On August 7, 2014, the World Trade Organization (WTO) Appellate Body upheld a March 2014 Panel decision regarding China's export restrictions on rare earth materials including tungsten, molybdenum, and other rare earth elements. This decision was welcomed by the United States, the European Union and Japan, each of which filed a complaint with the WTO in 2012. 

The original Panel found that China's measures were inconsistent with China's obligations under the General Agreement on Tariffs and Trade (GATT) and China's Accession Protocol. In so finding, the Panel rejected China's arguments that their export restraints were covered by the general exceptions under GATT Article XX(g) "because they were applied for conservation reasons and in tandem with domestic restrictions on the production of rare earths." A more detailed discussion of the original Panel report can be found in the May 2014 edition of the Trade & Manufacturing Alert.

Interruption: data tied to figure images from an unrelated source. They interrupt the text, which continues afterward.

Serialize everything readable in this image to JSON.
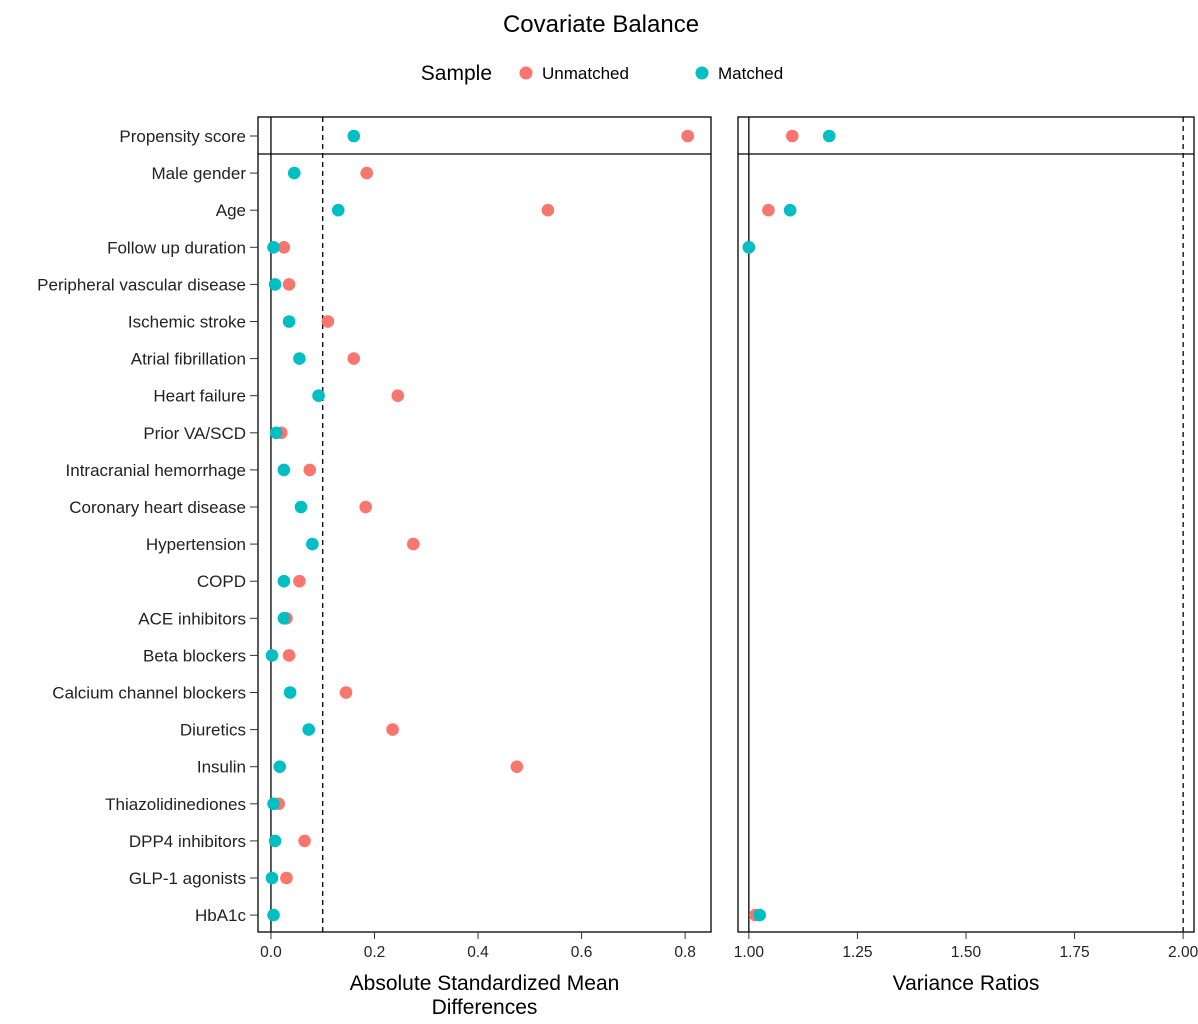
{
  "chart_data": {
    "type": "scatter",
    "title": "Covariate Balance",
    "legend": {
      "title": "Sample",
      "position": "top",
      "items": [
        {
          "label": "Unmatched",
          "color": "#F8766D"
        },
        {
          "label": "Matched",
          "color": "#00BFC4"
        }
      ]
    },
    "covariates": [
      "Propensity score",
      "Male gender",
      "Age",
      "Follow up duration",
      "Peripheral vascular disease",
      "Ischemic stroke",
      "Atrial fibrillation",
      "Heart failure",
      "Prior VA/SCD",
      "Intracranial hemorrhage",
      "Coronary heart disease",
      "Hypertension",
      "COPD",
      "ACE inhibitors",
      "Beta blockers",
      "Calcium channel blockers",
      "Diuretics",
      "Insulin",
      "Thiazolidinediones",
      "DPP4 inhibitors",
      "GLP-1 agonists",
      "HbA1c"
    ],
    "panels": [
      {
        "id": "smd",
        "xlabel": [
          "Absolute Standardized Mean",
          "Differences"
        ],
        "xlim": [
          -0.025,
          0.85
        ],
        "ticks": [
          0.0,
          0.2,
          0.4,
          0.6,
          0.8
        ],
        "tick_labels": [
          "0.0",
          "0.2",
          "0.4",
          "0.6",
          "0.8"
        ],
        "ref_line": 0,
        "threshold": 0.1,
        "series": [
          {
            "name": "Unmatched",
            "color": "#F8766D",
            "values": [
              0.805,
              0.185,
              0.535,
              0.025,
              0.035,
              0.11,
              0.16,
              0.245,
              0.02,
              0.075,
              0.183,
              0.275,
              0.055,
              0.03,
              0.035,
              0.145,
              0.235,
              0.475,
              0.015,
              0.065,
              0.03,
              null
            ]
          },
          {
            "name": "Matched",
            "color": "#00BFC4",
            "values": [
              0.16,
              0.045,
              0.13,
              0.005,
              0.008,
              0.035,
              0.055,
              0.092,
              0.01,
              0.025,
              0.058,
              0.08,
              0.025,
              0.025,
              0.002,
              0.037,
              0.073,
              0.017,
              0.005,
              0.008,
              0.002,
              0.005
            ]
          }
        ]
      },
      {
        "id": "vr",
        "xlabel": [
          "Variance Ratios"
        ],
        "xlim": [
          0.975,
          2.025
        ],
        "ticks": [
          1.0,
          1.25,
          1.5,
          1.75,
          2.0
        ],
        "tick_labels": [
          "1.00",
          "1.25",
          "1.50",
          "1.75",
          "2.00"
        ],
        "ref_line": 1,
        "threshold": 2,
        "series": [
          {
            "name": "Unmatched",
            "color": "#F8766D",
            "values": [
              1.1,
              null,
              1.045,
              1.0,
              null,
              null,
              null,
              null,
              null,
              null,
              null,
              null,
              null,
              null,
              null,
              null,
              null,
              null,
              null,
              null,
              null,
              1.015
            ]
          },
          {
            "name": "Matched",
            "color": "#00BFC4",
            "values": [
              1.185,
              null,
              1.095,
              1.0,
              null,
              null,
              null,
              null,
              null,
              null,
              null,
              null,
              null,
              null,
              null,
              null,
              null,
              null,
              null,
              null,
              null,
              1.025
            ]
          }
        ]
      }
    ]
  }
}
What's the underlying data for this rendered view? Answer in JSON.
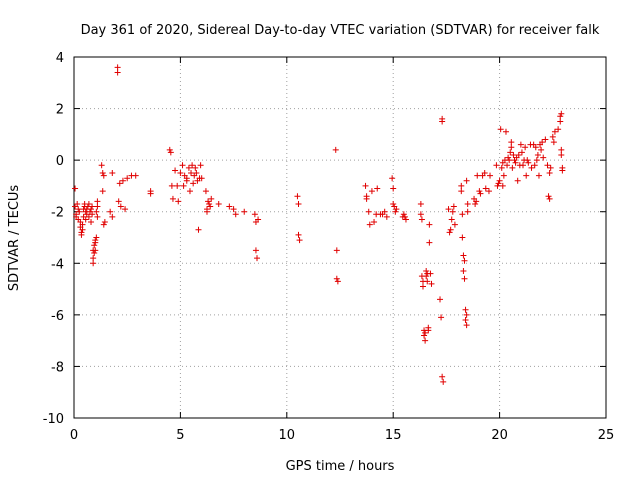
{
  "chart_data": {
    "type": "scatter",
    "title": "Day 361 of 2020, Sidereal Day-to-day VTEC variation (SDTVAR) for receiver falk",
    "xlabel": "GPS time / hours",
    "ylabel": "SDTVAR / TECUs",
    "xlim": [
      0,
      25
    ],
    "ylim": [
      -10,
      4
    ],
    "xticks": [
      0,
      5,
      10,
      15,
      20,
      25
    ],
    "yticks": [
      -10,
      -8,
      -6,
      -4,
      -2,
      0,
      2,
      4
    ],
    "grid": true,
    "marker": "+",
    "marker_color": "#e00000",
    "series": [
      {
        "name": "SDTVAR",
        "points": [
          [
            0.05,
            -1.1
          ],
          [
            0.05,
            -1.8
          ],
          [
            0.1,
            -2.1
          ],
          [
            0.1,
            -2.2
          ],
          [
            0.15,
            -1.7
          ],
          [
            0.2,
            -1.9
          ],
          [
            0.2,
            -2.3
          ],
          [
            0.25,
            -2.0
          ],
          [
            0.3,
            -2.4
          ],
          [
            0.3,
            -2.6
          ],
          [
            0.35,
            -2.8
          ],
          [
            0.35,
            -2.9
          ],
          [
            0.4,
            -2.7
          ],
          [
            0.4,
            -2.5
          ],
          [
            0.45,
            -2.2
          ],
          [
            0.45,
            -1.9
          ],
          [
            0.5,
            -1.8
          ],
          [
            0.5,
            -1.7
          ],
          [
            0.55,
            -2.0
          ],
          [
            0.55,
            -2.3
          ],
          [
            0.6,
            -1.9
          ],
          [
            0.6,
            -2.1
          ],
          [
            0.65,
            -1.8
          ],
          [
            0.7,
            -1.7
          ],
          [
            0.7,
            -2.2
          ],
          [
            0.75,
            -2.0
          ],
          [
            0.8,
            -1.9
          ],
          [
            0.8,
            -2.4
          ],
          [
            0.85,
            -2.1
          ],
          [
            0.85,
            -1.8
          ],
          [
            0.9,
            -3.5
          ],
          [
            0.9,
            -3.8
          ],
          [
            0.9,
            -4.0
          ],
          [
            0.95,
            -3.3
          ],
          [
            0.95,
            -3.6
          ],
          [
            1.0,
            -3.2
          ],
          [
            1.0,
            -3.1
          ],
          [
            1.0,
            -3.5
          ],
          [
            1.05,
            -3.0
          ],
          [
            1.05,
            -2.0
          ],
          [
            1.1,
            -1.8
          ],
          [
            1.1,
            -1.6
          ],
          [
            1.1,
            -2.2
          ],
          [
            1.3,
            -0.2
          ],
          [
            1.35,
            -0.5
          ],
          [
            1.4,
            -0.6
          ],
          [
            1.35,
            -1.2
          ],
          [
            1.4,
            -2.5
          ],
          [
            1.45,
            -2.4
          ],
          [
            1.7,
            -2.0
          ],
          [
            1.8,
            -2.2
          ],
          [
            1.8,
            -0.5
          ],
          [
            2.05,
            3.6
          ],
          [
            2.05,
            3.4
          ],
          [
            2.1,
            -1.6
          ],
          [
            2.2,
            -1.8
          ],
          [
            2.15,
            -0.9
          ],
          [
            2.3,
            -0.8
          ],
          [
            2.4,
            -1.9
          ],
          [
            2.5,
            -0.7
          ],
          [
            2.7,
            -0.6
          ],
          [
            2.9,
            -0.6
          ],
          [
            3.6,
            -1.2
          ],
          [
            3.6,
            -1.3
          ],
          [
            4.5,
            0.4
          ],
          [
            4.55,
            0.3
          ],
          [
            4.6,
            -1.0
          ],
          [
            4.65,
            -1.5
          ],
          [
            4.75,
            -0.4
          ],
          [
            4.85,
            -1.0
          ],
          [
            4.9,
            -1.6
          ],
          [
            5.0,
            -0.5
          ],
          [
            5.1,
            -0.2
          ],
          [
            5.15,
            -1.0
          ],
          [
            5.2,
            -0.6
          ],
          [
            5.3,
            -0.8
          ],
          [
            5.3,
            -0.7
          ],
          [
            5.4,
            -0.3
          ],
          [
            5.45,
            -1.2
          ],
          [
            5.5,
            -0.5
          ],
          [
            5.55,
            -0.2
          ],
          [
            5.6,
            -0.9
          ],
          [
            5.65,
            -0.6
          ],
          [
            5.7,
            -0.3
          ],
          [
            5.75,
            -0.5
          ],
          [
            5.8,
            -0.8
          ],
          [
            5.85,
            -2.7
          ],
          [
            5.9,
            -0.7
          ],
          [
            5.95,
            -0.2
          ],
          [
            6.0,
            -0.7
          ],
          [
            6.2,
            -1.2
          ],
          [
            6.25,
            -1.9
          ],
          [
            6.25,
            -2.0
          ],
          [
            6.3,
            -1.6
          ],
          [
            6.35,
            -1.7
          ],
          [
            6.4,
            -1.8
          ],
          [
            6.45,
            -1.5
          ],
          [
            6.8,
            -1.7
          ],
          [
            7.3,
            -1.8
          ],
          [
            7.5,
            -1.9
          ],
          [
            7.6,
            -2.1
          ],
          [
            8.0,
            -2.0
          ],
          [
            8.5,
            -2.1
          ],
          [
            8.55,
            -2.4
          ],
          [
            8.55,
            -3.5
          ],
          [
            8.6,
            -3.8
          ],
          [
            8.65,
            -2.3
          ],
          [
            10.5,
            -1.4
          ],
          [
            10.55,
            -1.7
          ],
          [
            10.55,
            -2.9
          ],
          [
            10.6,
            -3.1
          ],
          [
            12.3,
            0.4
          ],
          [
            12.35,
            -3.5
          ],
          [
            12.35,
            -4.6
          ],
          [
            12.4,
            -4.7
          ],
          [
            13.7,
            -1.0
          ],
          [
            13.75,
            -1.4
          ],
          [
            13.75,
            -1.5
          ],
          [
            13.85,
            -2.0
          ],
          [
            13.9,
            -2.5
          ],
          [
            14.0,
            -1.2
          ],
          [
            14.1,
            -2.4
          ],
          [
            14.2,
            -2.1
          ],
          [
            14.25,
            -1.1
          ],
          [
            14.4,
            -2.1
          ],
          [
            14.5,
            -2.1
          ],
          [
            14.6,
            -2.0
          ],
          [
            14.7,
            -2.2
          ],
          [
            14.95,
            -0.7
          ],
          [
            15.0,
            -1.1
          ],
          [
            15.0,
            -1.7
          ],
          [
            15.05,
            -1.8
          ],
          [
            15.1,
            -2.0
          ],
          [
            15.15,
            -1.9
          ],
          [
            15.45,
            -2.2
          ],
          [
            15.5,
            -2.1
          ],
          [
            15.55,
            -2.2
          ],
          [
            15.6,
            -2.3
          ],
          [
            16.3,
            -1.7
          ],
          [
            16.3,
            -2.1
          ],
          [
            16.35,
            -2.3
          ],
          [
            16.35,
            -4.5
          ],
          [
            16.4,
            -4.7
          ],
          [
            16.4,
            -4.9
          ],
          [
            16.45,
            -6.6
          ],
          [
            16.45,
            -6.8
          ],
          [
            16.5,
            -7.0
          ],
          [
            16.5,
            -6.7
          ],
          [
            16.55,
            -4.3
          ],
          [
            16.55,
            -4.5
          ],
          [
            16.6,
            -4.7
          ],
          [
            16.6,
            -4.4
          ],
          [
            16.65,
            -6.5
          ],
          [
            16.65,
            -6.6
          ],
          [
            16.7,
            -3.2
          ],
          [
            16.7,
            -2.5
          ],
          [
            16.75,
            -4.4
          ],
          [
            16.8,
            -4.8
          ],
          [
            17.2,
            -5.4
          ],
          [
            17.25,
            -6.1
          ],
          [
            17.3,
            1.5
          ],
          [
            17.3,
            1.6
          ],
          [
            17.3,
            -8.4
          ],
          [
            17.35,
            -8.6
          ],
          [
            17.6,
            -1.9
          ],
          [
            17.65,
            -2.8
          ],
          [
            17.7,
            -2.7
          ],
          [
            17.75,
            -2.3
          ],
          [
            17.8,
            -2.0
          ],
          [
            17.85,
            -1.8
          ],
          [
            17.9,
            -2.5
          ],
          [
            18.2,
            -1.0
          ],
          [
            18.2,
            -1.2
          ],
          [
            18.25,
            -2.1
          ],
          [
            18.25,
            -3.0
          ],
          [
            18.3,
            -3.7
          ],
          [
            18.3,
            -4.3
          ],
          [
            18.35,
            -3.9
          ],
          [
            18.35,
            -4.6
          ],
          [
            18.4,
            -5.8
          ],
          [
            18.4,
            -6.2
          ],
          [
            18.45,
            -6.0
          ],
          [
            18.45,
            -6.4
          ],
          [
            18.45,
            -0.8
          ],
          [
            18.5,
            -1.7
          ],
          [
            18.5,
            -2.0
          ],
          [
            18.8,
            -1.5
          ],
          [
            18.85,
            -1.7
          ],
          [
            18.9,
            -1.6
          ],
          [
            18.95,
            -0.6
          ],
          [
            19.05,
            -1.2
          ],
          [
            19.1,
            -1.3
          ],
          [
            19.2,
            -0.6
          ],
          [
            19.3,
            -0.5
          ],
          [
            19.35,
            -1.1
          ],
          [
            19.5,
            -1.2
          ],
          [
            19.55,
            -0.6
          ],
          [
            19.85,
            -0.2
          ],
          [
            19.9,
            -1.0
          ],
          [
            19.95,
            -0.9
          ],
          [
            20.0,
            -0.8
          ],
          [
            20.05,
            1.2
          ],
          [
            20.1,
            -0.3
          ],
          [
            20.15,
            -0.1
          ],
          [
            20.15,
            -1.0
          ],
          [
            20.2,
            -0.6
          ],
          [
            20.25,
            0.0
          ],
          [
            20.3,
            1.1
          ],
          [
            20.35,
            -0.2
          ],
          [
            20.4,
            0.1
          ],
          [
            20.45,
            0.0
          ],
          [
            20.5,
            0.3
          ],
          [
            20.55,
            0.5
          ],
          [
            20.55,
            0.7
          ],
          [
            20.6,
            -0.3
          ],
          [
            20.65,
            0.2
          ],
          [
            20.7,
            0.0
          ],
          [
            20.75,
            -0.1
          ],
          [
            20.8,
            0.1
          ],
          [
            20.85,
            -0.8
          ],
          [
            20.9,
            0.2
          ],
          [
            20.95,
            -0.2
          ],
          [
            21.0,
            0.6
          ],
          [
            21.05,
            0.3
          ],
          [
            21.1,
            -0.2
          ],
          [
            21.15,
            0.0
          ],
          [
            21.2,
            0.5
          ],
          [
            21.25,
            -0.6
          ],
          [
            21.3,
            0.0
          ],
          [
            21.35,
            -0.1
          ],
          [
            21.45,
            0.6
          ],
          [
            21.5,
            -0.3
          ],
          [
            21.6,
            0.6
          ],
          [
            21.65,
            -0.2
          ],
          [
            21.7,
            0.5
          ],
          [
            21.75,
            0.0
          ],
          [
            21.8,
            0.2
          ],
          [
            21.85,
            -0.6
          ],
          [
            21.9,
            0.6
          ],
          [
            21.95,
            0.4
          ],
          [
            22.0,
            0.7
          ],
          [
            22.05,
            0.1
          ],
          [
            22.15,
            0.8
          ],
          [
            22.25,
            -0.2
          ],
          [
            22.3,
            -1.4
          ],
          [
            22.35,
            -1.5
          ],
          [
            22.35,
            -0.5
          ],
          [
            22.4,
            -0.3
          ],
          [
            22.5,
            0.9
          ],
          [
            22.55,
            0.7
          ],
          [
            22.6,
            1.1
          ],
          [
            22.75,
            1.2
          ],
          [
            22.85,
            1.5
          ],
          [
            22.85,
            1.7
          ],
          [
            22.9,
            1.8
          ],
          [
            22.9,
            0.4
          ],
          [
            22.9,
            0.2
          ],
          [
            22.95,
            -0.3
          ],
          [
            22.95,
            -0.4
          ]
        ]
      }
    ]
  }
}
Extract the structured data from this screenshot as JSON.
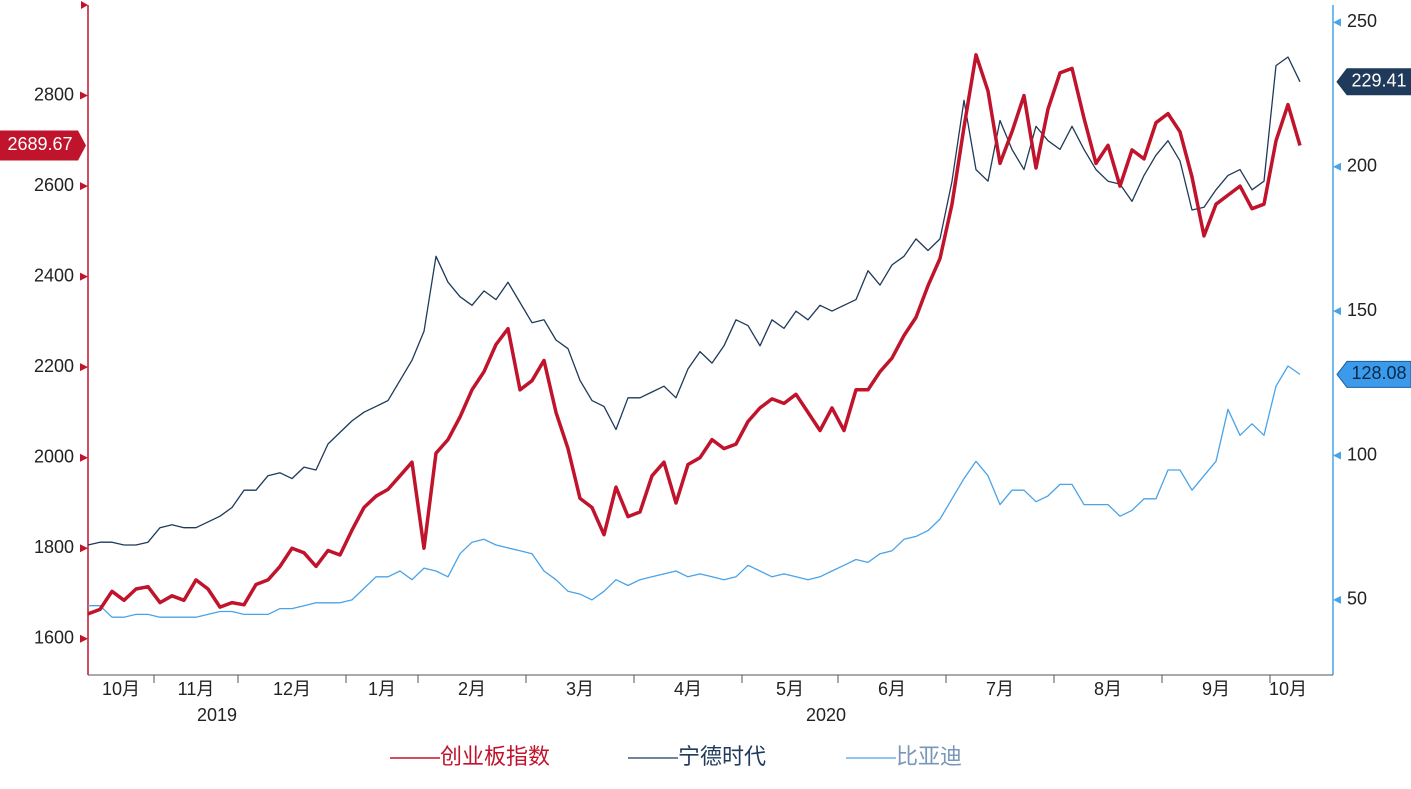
{
  "chart_data": {
    "type": "line",
    "categories": [
      "10月",
      "11月",
      "12月",
      "1月",
      "2月",
      "3月",
      "4月",
      "5月",
      "6月",
      "7月",
      "8月",
      "9月",
      "10月"
    ],
    "year_labels": [
      "2019",
      "2020"
    ],
    "ylim": [
      1520,
      3000
    ],
    "yticks": [
      1600,
      1800,
      2000,
      2200,
      2400,
      2600,
      2800
    ],
    "y2lim": [
      24,
      256
    ],
    "y2ticks": [
      50,
      100,
      150,
      200,
      250
    ],
    "series": [
      {
        "name": "创业板指数",
        "color": "#c0142c",
        "axis": "y",
        "values": [
          [
            1655,
            1665,
            1705,
            1685,
            1710,
            1715
          ],
          [
            1680,
            1695,
            1685,
            1730,
            1710,
            1670,
            1680
          ],
          [
            1675,
            1720,
            1730,
            1760,
            1800,
            1790,
            1760,
            1795,
            1785
          ],
          [
            1840,
            1890,
            1915,
            1930,
            1960,
            1990
          ],
          [
            1800,
            2010,
            2040,
            2090,
            2150,
            2190,
            2250,
            2285,
            2150
          ],
          [
            2170,
            2215,
            2100,
            2020,
            1910,
            1890,
            1830,
            1935,
            1870
          ],
          [
            1880,
            1960,
            1990,
            1900,
            1985,
            2000,
            2040,
            2020,
            2030
          ],
          [
            2080,
            2110,
            2130,
            2120,
            2140,
            2100,
            2060,
            2110
          ],
          [
            2060,
            2150,
            2150,
            2190,
            2220,
            2270,
            2310,
            2380,
            2440
          ],
          [
            2560,
            2730,
            2890,
            2810,
            2650,
            2720,
            2800,
            2640,
            2770
          ],
          [
            2850,
            2860,
            2750,
            2650,
            2690,
            2600,
            2680,
            2660,
            2740
          ],
          [
            2760,
            2720,
            2620,
            2490,
            2560,
            2580,
            2600,
            2550,
            2560
          ],
          [
            2700,
            2780,
            2689.67
          ]
        ]
      },
      {
        "name": "宁德时代",
        "color": "#1f3a5a",
        "axis": "y2",
        "values": [
          [
            69,
            70,
            70,
            69,
            69,
            70
          ],
          [
            75,
            76,
            75,
            75,
            77,
            79,
            82
          ],
          [
            88,
            88,
            93,
            94,
            92,
            96,
            95,
            104,
            108
          ],
          [
            112,
            115,
            117,
            119,
            126,
            133
          ],
          [
            143,
            169,
            160,
            155,
            152,
            157,
            154,
            160,
            153
          ],
          [
            146,
            147,
            140,
            137,
            126,
            119,
            117,
            109,
            120
          ],
          [
            120,
            122,
            124,
            120,
            130,
            136,
            132,
            138,
            147
          ],
          [
            145,
            138,
            147,
            144,
            150,
            147,
            152,
            150
          ],
          [
            152,
            154,
            164,
            159,
            166,
            169,
            175,
            171,
            175
          ],
          [
            195,
            223,
            199,
            195,
            216,
            206,
            199,
            214,
            209
          ],
          [
            206,
            214,
            206,
            199,
            195,
            194,
            188,
            197,
            204
          ],
          [
            209,
            202,
            185,
            186,
            192,
            197,
            199,
            192,
            195
          ],
          [
            235,
            238,
            229.41
          ]
        ]
      },
      {
        "name": "比亚迪",
        "color": "#4aa3e8",
        "axis": "y2",
        "values": [
          [
            48,
            48,
            44,
            44,
            45,
            45
          ],
          [
            44,
            44,
            44,
            44,
            45,
            46,
            46
          ],
          [
            45,
            45,
            45,
            47,
            47,
            48,
            49,
            49,
            49
          ],
          [
            50,
            54,
            58,
            58,
            60,
            57
          ],
          [
            61,
            60,
            58,
            66,
            70,
            71,
            69,
            68,
            67
          ],
          [
            66,
            60,
            57,
            53,
            52,
            50,
            53,
            57,
            55
          ],
          [
            57,
            58,
            59,
            60,
            58,
            59,
            58,
            57,
            58
          ],
          [
            62,
            60,
            58,
            59,
            58,
            57,
            58,
            60
          ],
          [
            62,
            64,
            63,
            66,
            67,
            71,
            72,
            74,
            78
          ],
          [
            85,
            92,
            98,
            93,
            83,
            88,
            88,
            84,
            86
          ],
          [
            90,
            90,
            83,
            83,
            83,
            79,
            81,
            85,
            85
          ],
          [
            95,
            95,
            88,
            93,
            98,
            116,
            107,
            111,
            107
          ],
          [
            124,
            131,
            128.08
          ]
        ]
      }
    ]
  }
}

China appealed the Panel's decision on limited grounds. First, China appealed the Panel's finding that GATT Article XX did not apply to breaches of Paragraph 11.3 to China's Accession Protocol. Second, China appealed the Panel's interpretation and application of Article XX(g), in connection with its findings with respect to the export quotas at issue. While modifying some of the panel's original reasoning, the Appellate Body affirmed the Panel's overall findings. 

On August 11, China's Ministry of Commerce announced—after noting its disappointment with the final ruling—that China will bring its export restrictions into line with the WTO rules.